Giuseppe Conte in questi mesi non è riuscito a imporre una linea chiara al Movimento 5 stelle sui principali dossier e neppure sulla presidenza della Repubblica. Nel 2013 il M5s aveva prodotto un candidato forte, con la mossa spregiudicata ma geniale di Beppe Grillo e Gianroberto Casaleggio di scegliere un nome autorevole e proveniente da sinistra: Stefano Rodotà. Nel 2015 avevano tentato la stessa operazione ma con meno successo, suggerendo opzioni ardite per il Movimento, da Romano Prodi a Pier Luigi Bersani fino a Nino Di Matteo e Raffaele Cantone.
Calma piatta
Questa volta calma piatta, a parte qualche effimero entusiasmo per la proposta del Fatto Quotidiano di un candidato di bandiera, Liliana Segre, che però ha subito declinato. Conte ha poi messo in imbarazzo molti degli ultimi “grillini” con le sue aperture al dialogo con il centrodestra che sconfinavano nella riabilitazione del grande nemico, cioè Silvio Berlusconi, aspirante almeno a entrare in partita.

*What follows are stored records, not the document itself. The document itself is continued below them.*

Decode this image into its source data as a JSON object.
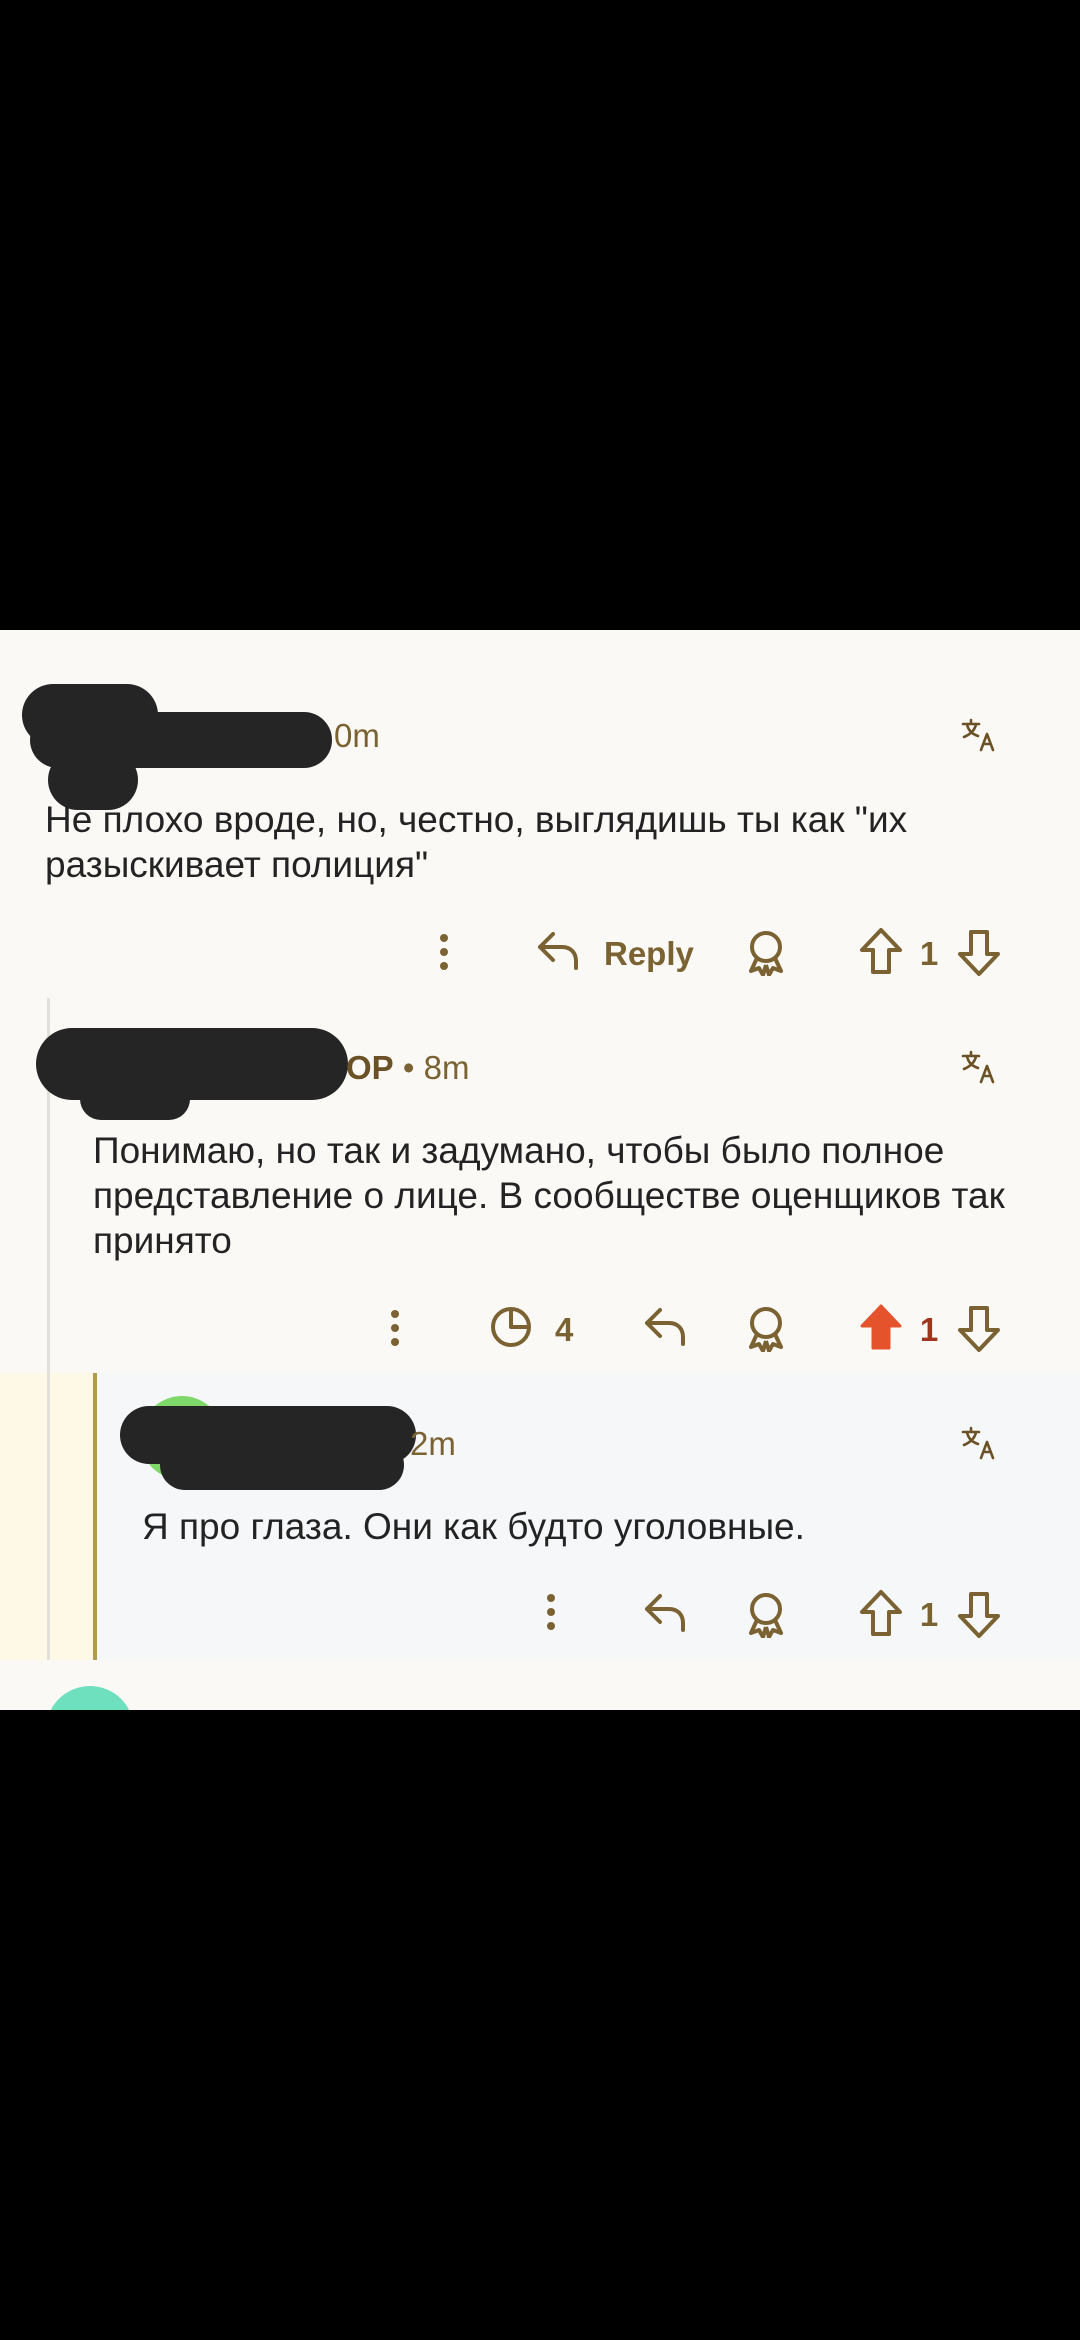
{
  "comments": [
    {
      "id": "c1",
      "time": "0m",
      "text": "Не плохо вроде, но, честно, выглядишь ты как \"их разыскивает полиция\"",
      "reply_label": "Reply",
      "score": "1",
      "upvoted": false
    },
    {
      "id": "c2",
      "op_label": "OP",
      "separator": "•",
      "time": "8m",
      "text": "Понимаю, но так и задумано, чтобы было полное представление о лице. В сообществе оценщиков так принято",
      "views": "4",
      "score": "1",
      "upvoted": true
    },
    {
      "id": "c3",
      "time": "2m",
      "text": "Я про глаза. Они как будто уголовные.",
      "score": "1",
      "upvoted": false
    }
  ],
  "colors": {
    "accent": "#7a6232",
    "upvote_active": "#e5532c",
    "score_active": "#a0341d",
    "panel_bg": "#fbf9f5",
    "highlight_bg": "#fef9e6"
  }
}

Adesso le mosse di Draghi costringono il Movimento a scegliere: o rimanere parte della “maggioranza Draghi”, per governo e Quirinale, dunque sostenendo sia il passaggio del premier al Colle sia la prosecuzione dell’esecutivo e della legislatura, o consegnarsi all’opposizione.
Sulla carta, Conte potrebbe anche valutare la seconda opzione, per capitalizzare un po’ dell’antico consenso di protesta prima delle prossime elezioni politiche. Ma tutta la sua esperienza di leadership va in un’altra direzione, cioè l’alleanza strategica con il Pd che tutto può permettersi tranne che impallinare Draghi (o quantomeno potrebbe forse affondarlo nel segreto dell’urna quirinalizia, ma poi vedrebbe svanire anche il governo e precipiterebbe a elezioni anticipate da posizione sfavorevole).
A Conte non restano molte altre scelte che rimanere con Draghi, anche se questo aumenterà i malumori interni al Movimento e indebolirà la sua presa, a tutto beneficio del solito Luigi Di Maio. Draghi ha dimostrato così ancora una volta che Conte è formalmente un capo, ma di sicuro non è padrone dei destini dei Cinque stelle.